The additional columns in TOTALS now provide the information that you need to split each quadrimester into two "halves". Cols M, N, Y and Z provide the date information and S, AA and AB the values for splitting each quadrimester's costs. To get it to display as desired in TOTALS2 you will also need to add a couple of columns to TOTALS2. I've used columns L and M with the following headers in L9 and M9:
Source, Part
In both L10 and L11 insert the value 1, whilst in M10 and M11 insert the values 1 and 2, respectively. Now add the following formulae to L12 and M12
L12: =1+L10
M12: =M10
Copy the formulae in L12 and M12 down so that columns L and M contain values in at least twice the number of rows (in TOTALS) that you wish to split into first half and second half periods.
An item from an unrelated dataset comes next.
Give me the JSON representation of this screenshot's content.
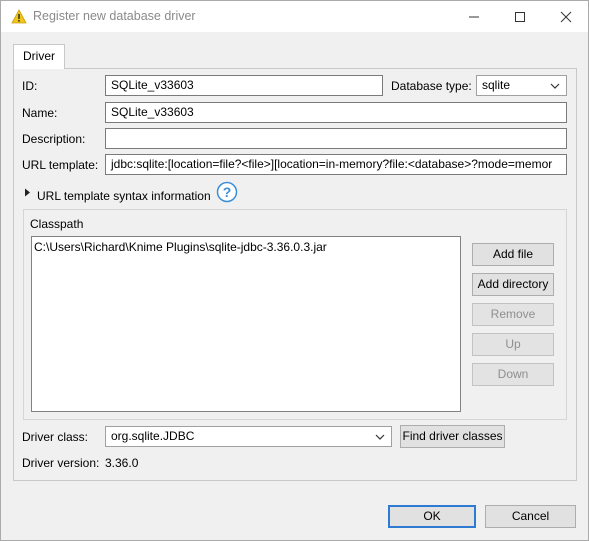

You should end up with the sequence 1,1,2,2,3,3,4,4 etc in column L and 1,2,1,2,1,2,1,2 etc in M.
The Source column (L) indicates which data row in TOTALS (1=first, 2=second, 3=third, etc) acts as the source of the values to be split in "half" and the Part column (M) indicates which "half" it is (1=first, 2=second).
All that remains is to put it all together using appropriate formulae in columns A, B and G of TOTALS2. The formulae to insert into A10, B10 and M10 are:
A10: =OFFSET(IF(M10=1,TOTALS!M$9,TOTALS!Z$9),L10,0)
B10: =OFFSET(IF(M10=1,TOTALS!Y$9,TOTALS!N$9),L10,0)
G10: =OFFSET(TOTALS!S$9,L10,0)*OFFSET(TOTALS!Z$9,TOTALS2!L10,M10)
Copy these formulae down the rows in TOTALS2 and it should be looking like...
The formulae in col A pick the start dates of the "half" periods using either col M or col Z from the correct Source row in TOTALS, according to whether the Part value is 1 or 2. Similarly, the formulae in col B pick the end dates using cols Y and N of TOTALS. The formulae in G multiply the cost value (col S of TOTALS) by the correct proportion from either col AA or col AB in TOTALS, again according to whether Part is 1 or 2.
I haven't included refinements such as:
preventing periods which are too short (or long) in TOTALS from being split (hint: you can detect this using the Length column in worksheet TOTALS) or
controlling the number of displayed rows in TOTALS2 so that it is exactly twice the number of data rows entered in TOTALS (not too difficult and several ways it can be approached) or
rounding the calculated costs for the two "halves" to 2 decimal places AND making sure that they add back to the original quadrimester cost (it is formatting in the worksheet that is causing only 2 decimals to be displayed and it is not guaranteed that the displayed values will sum precisely to their original source cost - the examples chosen just happen to have this property. Again not too difficult to solve.)
However, the above is a basic solution on which you can build.